The beneficiaries of the vetoed bill would also have included Senate Parliamentarian Karina Davis and Laura Medlock, who ran the Speaker's kitchen before being forced out of that job late last year.
The legislation — HB 3609 by Rep. Robert Talton, R-Sugar Land, and Sen. Rodney Ellis, D-Houston — would have put several people into the elected class for state retirement. That would have elevated them from the regular pensions for state employees into the potentially more lucrative category legislators set up for themselves and other elected officials.

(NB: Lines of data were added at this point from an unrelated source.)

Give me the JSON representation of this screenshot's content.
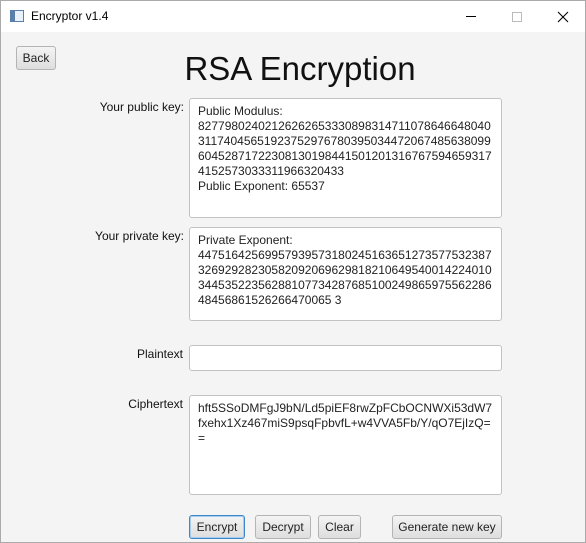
{
  "window": {
    "title": "Encryptor v1.4",
    "controls": {
      "minimize_icon": "minimize-icon",
      "maximize_icon": "maximize-icon",
      "close_icon": "close-icon"
    }
  },
  "toolbar": {
    "back_label": "Back"
  },
  "heading": "RSA Encryption",
  "public_key": {
    "label": "Your public key:",
    "value": "Public Modulus:\n8277980240212626265333089831471107864664804031174045651923752976780395034472067485638099604528717223081301984415012013167675946593174152573033311966320433\nPublic Exponent: 65537"
  },
  "private_key": {
    "label": "Your private key:",
    "value": "Private Exponent:\n44751642569957939573180245163651273577532387326929282305820920696298182106495400142240103445352235628810773428768510024986597556228648456861526266470065 3"
  },
  "plaintext": {
    "label": "Plaintext",
    "value": ""
  },
  "ciphertext": {
    "label": "Ciphertext",
    "value": "hft5SSoDMFgJ9bN/Ld5piEF8rwZpFCbOCNWXi53dW7fxehx1Xz467miS9psqFpbvfL+w4VVA5Fb/Y/qO7EjIzQ=="
  },
  "actions": {
    "encrypt": "Encrypt",
    "decrypt": "Decrypt",
    "clear": "Clear",
    "generate": "Generate new key"
  },
  "colors": {
    "focus_accent": "#3c86c9",
    "window_bg": "#f4f4f4"
  }
}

It was originally written for Medlock, after House members complained about the way she was terminated late last year. She worked 14 years for the state, retired, then returned to work for almost two decades. Because of that retirement in the middle, she wasn't eligible for additional retirement benefits and didn't contribute to the retirement system during her second stint. The bill would have allowed her to buy into the system for those years, and would have let her do it by deducting from her state retirement for the buyback instead of forcing her to catch up on the payments first. How she would have fared depends on who's talking. One bunch of experts tells us her benefits would have been in the regular employee class, not the elected class. Another bunch says the bill was written in a way that would allow her into the elected class.
The other three legislative employees were added as the bill worked its way through the Senate and the House.
The bill would admitted the group into a small number of legislative employees who already won elected official benefits. To qualify, they have to have held two titled jobs as officers of the House or Senate for a total of ten years, and they have to have worked for the state for a total of 20 years. To make employees eligible, they had to have their names and titles recorded in the House or Senate Journals; Craddick did that for Medlock, Denise Davis, and Griesel, while Lt. Gov. David Dewhurst did it for Karina Davis. Both chambers passed the bill with no dissent, but Perry spiked it.
Perrys' veto message: "House Bill No. 3609 would entitle a select group of state employees to receive special retirement benefits which other state employees will not have the opportunity to receive. State law governing retirement benefits requires a state employee to work for a certain number of years while contributing to the pension trust fund in order to establish the requisite amount of service credit to receive retirement benefits. House Bill No. 3609 would allow a select few to receive increased benefits without meeting established state requirements."
Perry signed a bill two years ago that did the same thing for some people, notably
Nancy Fisher, Craddick's chief of staff. Her name and titles were put into the journal that year just minutes before the Legislature adjourned Sine Die. A spokesman for Perry said that one got by because it was part of an omnibus retirement bill that had to pass. The bill this session didn't have the same importance.